Figure 2: The Physicist’s Productivity counts most
A geometric fall in energy prices
The other two hallmarks of an industrial revolution – apart from the release of a new form of energy –
are that the costs of providing and using that energy fall geometrically rather than arithmetically thus
facilitating a matching rate of adoption that rises geometrically rather than arithmetically: this is the
essence of what makes that new energy source so ‘revolutionary’. We are on the cusp of the renewable
revolution.
Indeed we are entering a period of ‘free’ energy, free in the sense that once the capital expenditure
itself is complete, the fuel feedstock is free – it doesn’t have to be mined or pumped and burnt.

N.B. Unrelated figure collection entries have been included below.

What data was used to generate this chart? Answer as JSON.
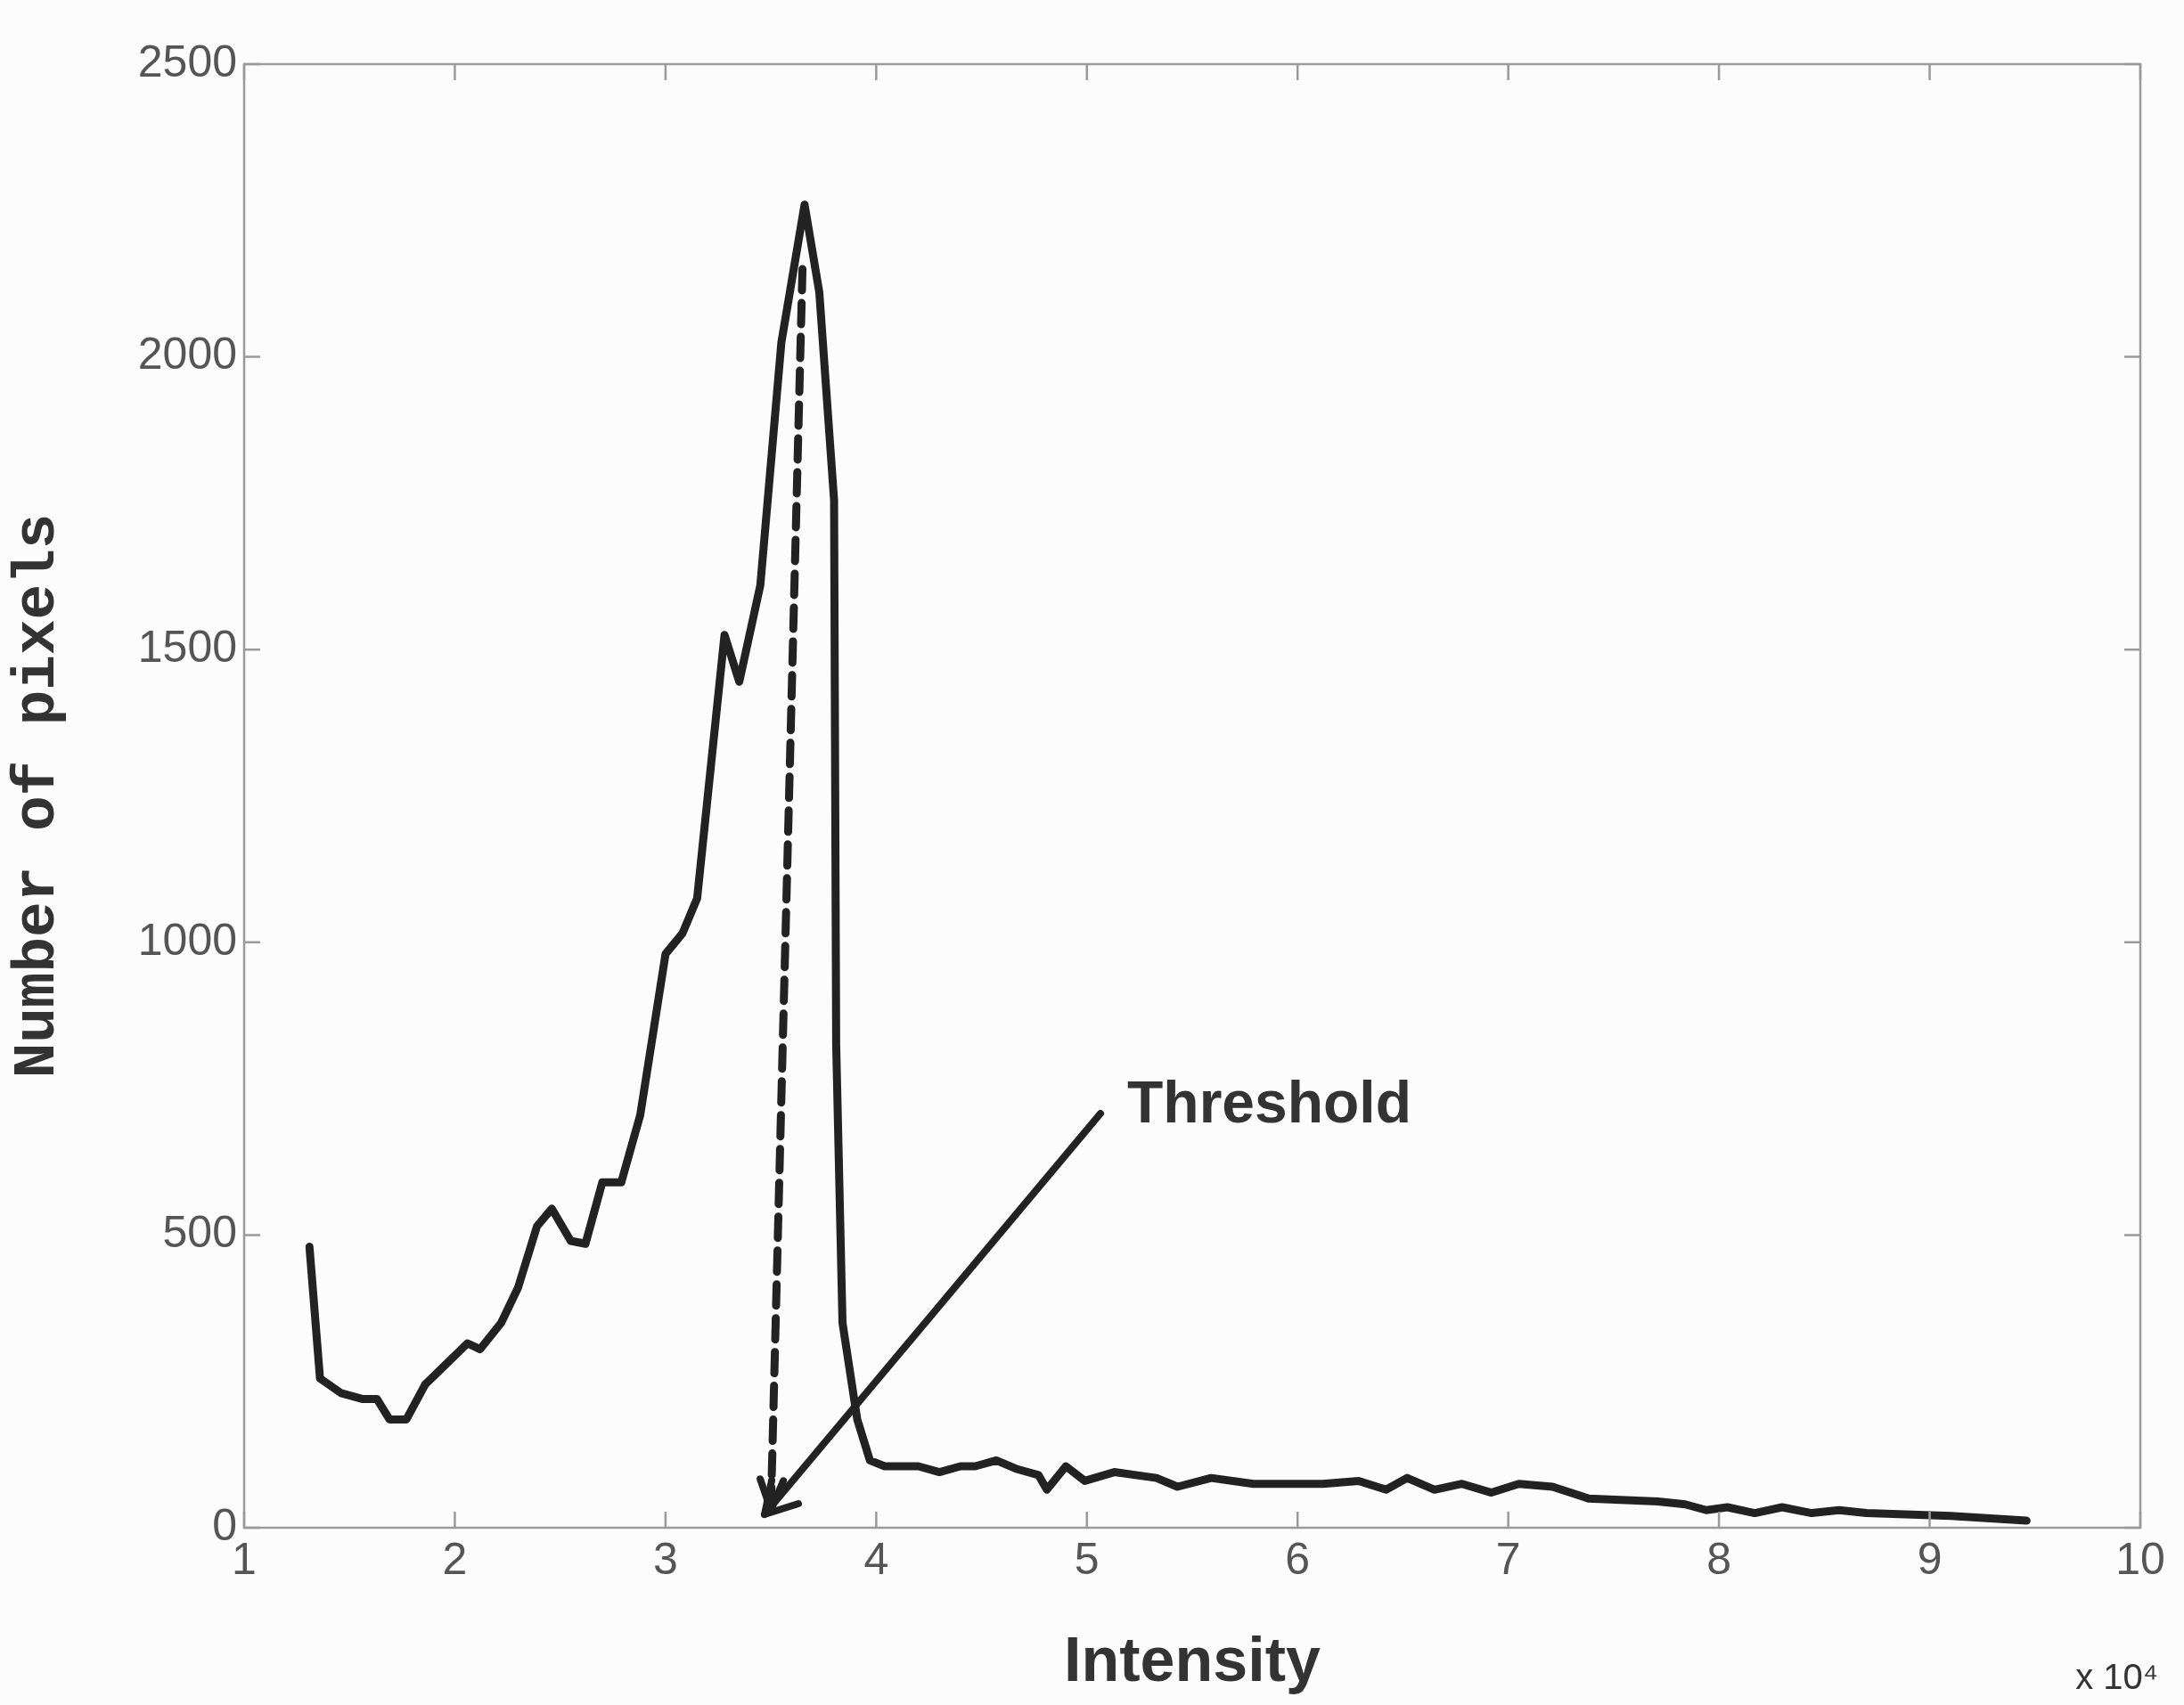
{
  "chart_data": {
    "type": "line",
    "xlabel": "Intensity",
    "ylabel": "Number of pixels",
    "xlim": [
      1,
      10
    ],
    "xticks": [
      1,
      2,
      3,
      4,
      5,
      6,
      7,
      8,
      9,
      10
    ],
    "ylim": [
      0,
      2500
    ],
    "yticks": [
      0,
      500,
      1000,
      1500,
      2000,
      2500
    ],
    "grid": false,
    "legend": false,
    "marker": "none",
    "line_style": "solid",
    "annotations": [
      "x 10⁴",
      "Threshold"
    ],
    "series": [
      {
        "color": "#222222",
        "x": [
          1.31,
          1.36,
          1.46,
          1.56,
          1.63,
          1.69,
          1.77,
          1.86,
          1.96,
          2.06,
          2.12,
          2.22,
          2.3,
          2.39,
          2.46,
          2.55,
          2.62,
          2.7,
          2.79,
          2.88,
          3.0,
          3.08,
          3.15,
          3.28,
          3.35,
          3.45,
          3.55,
          3.66,
          3.73,
          3.8,
          3.81,
          3.84,
          3.91,
          3.97,
          4.04,
          4.2,
          4.3,
          4.4,
          4.47,
          4.57,
          4.67,
          4.77,
          4.81,
          4.9,
          4.99,
          5.13,
          5.33,
          5.43,
          5.59,
          5.79,
          6.12,
          6.29,
          6.42,
          6.52,
          6.65,
          6.78,
          6.92,
          7.05,
          7.21,
          7.38,
          7.71,
          7.84,
          7.94,
          8.04,
          8.17,
          8.3,
          8.44,
          8.57,
          8.7,
          9.1,
          9.46
        ],
        "values": [
          480,
          255,
          230,
          220,
          220,
          185,
          185,
          245,
          280,
          315,
          305,
          350,
          410,
          515,
          545,
          490,
          485,
          590,
          590,
          705,
          980,
          1015,
          1075,
          1525,
          1445,
          1610,
          2025,
          2260,
          2110,
          1755,
          825,
          350,
          185,
          115,
          105,
          105,
          95,
          105,
          105,
          115,
          100,
          90,
          65,
          105,
          80,
          95,
          85,
          70,
          85,
          75,
          75,
          80,
          65,
          85,
          65,
          75,
          60,
          75,
          70,
          50,
          45,
          40,
          30,
          35,
          25,
          35,
          25,
          30,
          25,
          20,
          12
        ]
      },
      {
        "type": "line",
        "line_style": "dashed",
        "color": "#222222",
        "x": [
          3.65,
          3.5
        ],
        "values": [
          2150,
          30
        ]
      }
    ]
  }
}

Figure 3: Plunging panel prices facilitate surging demand
China takes the lead
And whereas the United Kingdom led the First Industrial Revolution, and the United States led the
second and third, China will lead the fourth. This is because its productive might is driving down costs
and so prices of solar and wind energy, and its demand is underwriting the growth in the rate
of adoption.
Figure 4: The top ten photovoltaic module manufacturers in 2017
China’s expressed determination to clean up its environment is backed up by physical reality – these
aren’t empty promises or platitudes. In August 2017 the government publically reprimanded and
punished nearly 100 senior officials in Gansu province for severe ecological damage, in a sign that
Presiden Xi is willing to take on China’s ponderous yet powerful bureaucracy. But the real action is on
China’s drive for renewable energy self-sufficiency. Indeed, in reality, low-cost, energy-short China is
driving the industrial economics of the renewable energy revolution in both wind and solar energy.
We believe that the value creation derived from the Fourth Industrial Revolution will outstrip value
destruction. But coal and oil will suffer as did horsepower with the arrival of the automobile. Tropical
and subtropical emerging markets that are energy and water-short could benefit even more than
developed nations, which could see a jump-start in their productivity growth.